Don't get me wrong, I'm not opposed to growth. And one of the quotes that I have held onto since Great Ideas in high school - one of the few, as the more I think about it I hated that class, especially senior year - is Chesterton, saying "The Christian life has never been tried and found wanting. It has been found difficult and left untried."

The other quote is one that is also from GI, but also from a dear friend: "We scarcely ever think of the present; and if we do, it is only to take light from it to arrange the future... So we never live, but we hope to live; and, as we are always preparing to be happy, it is inevitable that we should never be so."

Now, in theory, I'm all for learning and growing and changing. It just seems like everything in my life right now, especially in academics, is geared towards that. What can I have and hold onto that it is just me, and not what I am growing into? What can I do just to have fun, without worrying about what will allow me to have fun or joy or happiness later? And how do I balance that with the very real needs of doing homework and assignments that I have now?

I'm very much excited for Christmas break, to come home and relax and let my mind slow down a little. Granted, that may not be what God has for me, but I'm hoping. For some small part of it, at least.

For now, I am trying to live out two things that I have read and learned in the last couple weeks. The first is Biblical, from 1 Peter: "Cast all your cares upon Him, for He cares for you." The other is from one of the books from my Independent Study - the idea that lamentation to God is still a very vital and important part of worship, because it is giving Him His proper place in your life - the place of Lord. It is claiming the promise that He is in control of your life and will bring you to the end of it allright.
No, I'm not presuming to know when that is, or how far away it is - but if God is for us, who can be against us? He is in control, and He provides for and loves the sparrows, so who am I to worry about something as trite (on the eternal scale) as homework?
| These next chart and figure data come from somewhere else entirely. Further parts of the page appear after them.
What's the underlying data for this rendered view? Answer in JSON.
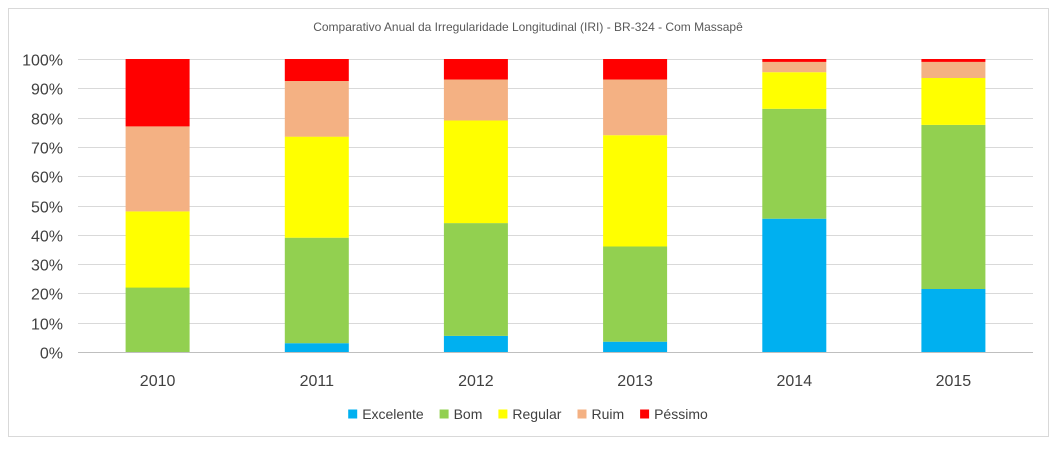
{
  "chart_data": {
    "type": "bar",
    "stacked": true,
    "title": "Comparativo Anual da Irregularidade Longitudinal (IRI) - BR-324 - Com Massapê",
    "xlabel": "",
    "ylabel": "",
    "categories": [
      "2010",
      "2011",
      "2012",
      "2013",
      "2014",
      "2015"
    ],
    "ylim": [
      0,
      100
    ],
    "yticks": [
      "0%",
      "10%",
      "20%",
      "30%",
      "40%",
      "50%",
      "60%",
      "70%",
      "80%",
      "90%",
      "100%"
    ],
    "grid": true,
    "legend_position": "bottom",
    "series": [
      {
        "name": "Excelente",
        "color": "#00b0f0",
        "values": [
          0,
          3,
          5.5,
          3.5,
          45.5,
          21.5
        ]
      },
      {
        "name": "Bom",
        "color": "#92d050",
        "values": [
          22,
          36,
          38.5,
          32.5,
          37.5,
          56
        ]
      },
      {
        "name": "Regular",
        "color": "#ffff00",
        "values": [
          26,
          34.5,
          35,
          38,
          12.5,
          16
        ]
      },
      {
        "name": "Ruim",
        "color": "#f4b183",
        "values": [
          29,
          19,
          14,
          19,
          3.5,
          5.5
        ]
      },
      {
        "name": "Péssimo",
        "color": "#ff0000",
        "values": [
          23,
          7.5,
          7,
          7,
          1,
          1
        ]
      }
    ]
  }
}
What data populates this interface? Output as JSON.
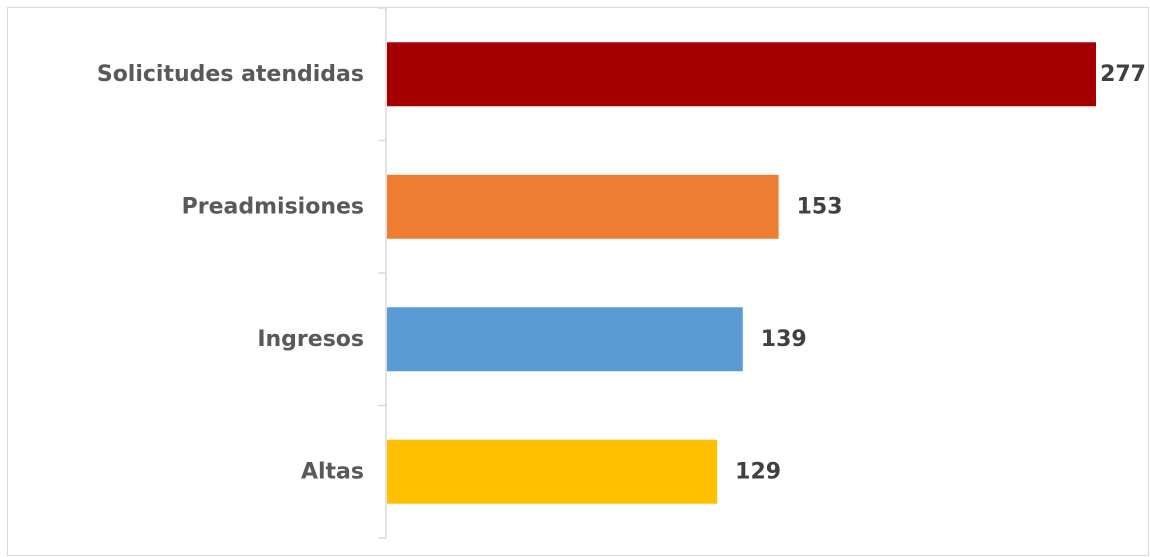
{
  "chart_data": {
    "type": "bar",
    "orientation": "horizontal",
    "categories": [
      "Solicitudes atendidas",
      "Preadmisiones",
      "Ingresos",
      "Altas"
    ],
    "values": [
      277,
      153,
      139,
      129
    ],
    "colors": [
      "#a50000",
      "#ed7d31",
      "#5b9bd5",
      "#ffc000"
    ],
    "data_labels": [
      "277",
      "153",
      "139",
      "129"
    ],
    "title": "",
    "xlabel": "",
    "ylabel": "",
    "xlim": [
      0,
      277
    ],
    "grid": false,
    "legend": "none"
  }
}
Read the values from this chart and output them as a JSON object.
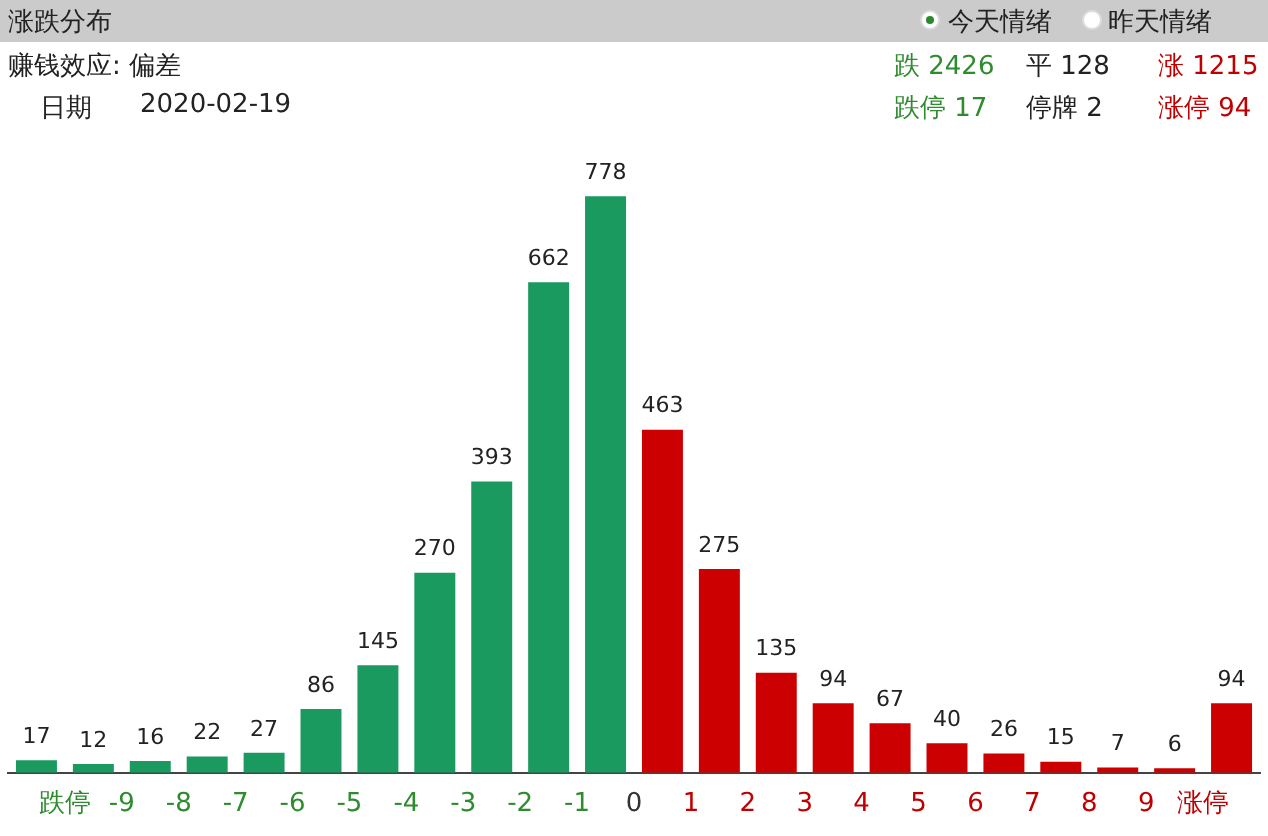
{
  "chart_data": {
    "type": "bar",
    "title": "涨跌分布",
    "x": [
      -10.5,
      -9.5,
      -8.5,
      -7.5,
      -6.5,
      -5.5,
      -4.5,
      -3.5,
      -2.5,
      -1.5,
      -0.5,
      0.5,
      1.5,
      2.5,
      3.5,
      4.5,
      5.5,
      6.5,
      7.5,
      8.5,
      9.5,
      10.5
    ],
    "values": [
      17,
      12,
      16,
      22,
      27,
      86,
      145,
      270,
      393,
      662,
      778,
      463,
      275,
      135,
      94,
      67,
      40,
      26,
      15,
      7,
      6,
      94
    ],
    "colors": [
      "#1a9a5f",
      "#1a9a5f",
      "#1a9a5f",
      "#1a9a5f",
      "#1a9a5f",
      "#1a9a5f",
      "#1a9a5f",
      "#1a9a5f",
      "#1a9a5f",
      "#1a9a5f",
      "#1a9a5f",
      "#cc0000",
      "#cc0000",
      "#cc0000",
      "#cc0000",
      "#cc0000",
      "#cc0000",
      "#cc0000",
      "#cc0000",
      "#cc0000",
      "#cc0000",
      "#cc0000"
    ],
    "xlim": [
      -11,
      11
    ],
    "xticks": [
      {
        "value": -10,
        "label": "跌停"
      },
      -9,
      -8,
      -7,
      -6,
      -5,
      -4,
      -3,
      -2,
      -1,
      0,
      1,
      2,
      3,
      4,
      5,
      6,
      7,
      8,
      9,
      {
        "value": 10,
        "label": "涨停"
      }
    ],
    "data_labels": true,
    "tick_labels": "x",
    "grid": false,
    "legend": false,
    "annotations": [
      "今天情绪",
      "昨天情绪",
      "赚钱效应: 偏差",
      "日期",
      "2020-02-19",
      "跌 2426",
      "平 128",
      "涨 1215",
      "跌停 17",
      "停牌 2",
      "涨停 94"
    ]
  }
}
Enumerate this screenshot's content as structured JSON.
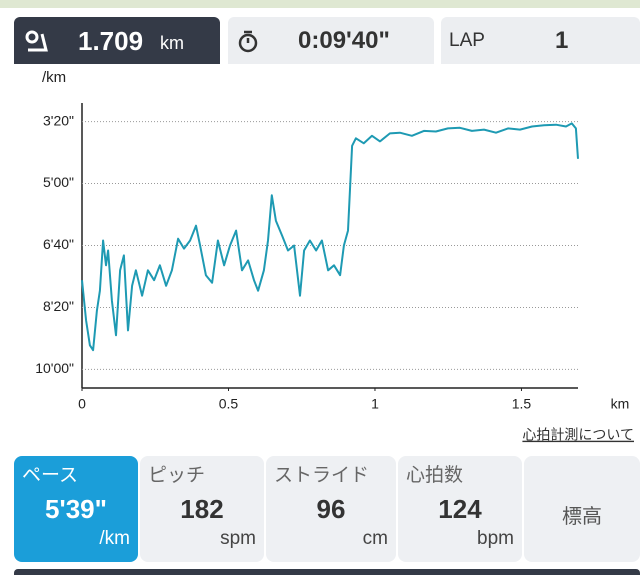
{
  "tabs": {
    "distance": {
      "value": "1.709",
      "unit": "km"
    },
    "time": {
      "value": "0:09'40\""
    },
    "lap": {
      "label": "LAP",
      "value": "1"
    }
  },
  "chart_data": {
    "type": "line",
    "y_label": "/km",
    "x_label": "km",
    "xlim": [
      0,
      1.693
    ],
    "xticks": [
      0,
      0.5,
      1,
      1.5
    ],
    "ylim": [
      630,
      170
    ],
    "yticks": [
      {
        "value": 200,
        "label": "3'20\""
      },
      {
        "value": 300,
        "label": "5'00\""
      },
      {
        "value": 400,
        "label": "6'40\""
      },
      {
        "value": 500,
        "label": "8'20\""
      },
      {
        "value": 600,
        "label": "10'00\""
      }
    ],
    "grid": true,
    "x": [
      0,
      0.014,
      0.027,
      0.038,
      0.051,
      0.061,
      0.072,
      0.082,
      0.089,
      0.102,
      0.116,
      0.13,
      0.143,
      0.157,
      0.171,
      0.184,
      0.205,
      0.225,
      0.246,
      0.266,
      0.287,
      0.307,
      0.328,
      0.348,
      0.369,
      0.389,
      0.403,
      0.423,
      0.444,
      0.464,
      0.485,
      0.505,
      0.526,
      0.546,
      0.567,
      0.587,
      0.601,
      0.621,
      0.635,
      0.648,
      0.662,
      0.683,
      0.703,
      0.724,
      0.744,
      0.758,
      0.778,
      0.799,
      0.819,
      0.84,
      0.86,
      0.881,
      0.894,
      0.908,
      0.922,
      0.935,
      0.962,
      0.99,
      1.017,
      1.051,
      1.085,
      1.126,
      1.167,
      1.208,
      1.249,
      1.29,
      1.331,
      1.372,
      1.413,
      1.454,
      1.495,
      1.536,
      1.577,
      1.618,
      1.652,
      1.672,
      1.686,
      1.693
    ],
    "series": [
      {
        "color": "#1e9ab3",
        "values": [
          456,
          521,
          561,
          569,
          505,
          473,
          392,
          432,
          408,
          489,
          545,
          440,
          416,
          537,
          465,
          440,
          481,
          440,
          456,
          432,
          465,
          440,
          389,
          405,
          392,
          368,
          400,
          448,
          460,
          392,
          432,
          400,
          376,
          440,
          424,
          456,
          473,
          440,
          392,
          319,
          360,
          384,
          408,
          400,
          481,
          408,
          392,
          408,
          392,
          440,
          432,
          448,
          400,
          376,
          239,
          227,
          235,
          223,
          232,
          219,
          218,
          223,
          215,
          216,
          211,
          210,
          215,
          213,
          218,
          211,
          213,
          208,
          206,
          205,
          208,
          203,
          211,
          260
        ]
      }
    ]
  },
  "link": "心拍計測について",
  "cards": [
    {
      "label": "ペース",
      "value": "5'39\"",
      "unit": "/km"
    },
    {
      "label": "ピッチ",
      "value": "182",
      "unit": "spm"
    },
    {
      "label": "ストライド",
      "value": "96",
      "unit": "cm"
    },
    {
      "label": "心拍数",
      "value": "124",
      "unit": "bpm"
    },
    {
      "label": "標高"
    }
  ]
}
Not easy, but I'm trying to learn.

Monday, October 15, 2007

Stress and homework!

I seem to be really bad at timing... Or keeping track of time, anyways. I barely feel like I've gotten back from break, but here it's been two weeks already... Geez.

Sometime, maybe tonight, I will devote a period of time to a longer post, but for now these are the assignments I have due this week, and I'm freaking out.

2 papers for Engaging Australian Culture
Movie review for Christianity and Postmodernism - I just watched the movie
Paper for my Independent Study... By far the biggest thing
A book review for Life in the City - I haven't started the book yet.

2 weeks from now I have both my major assignments due in Australian History, as well as another for Christianity and Postmodernism. And a paper for Australian Literature. And another book review for Life in the City.

My head hurts... Keep my stress level in prayer!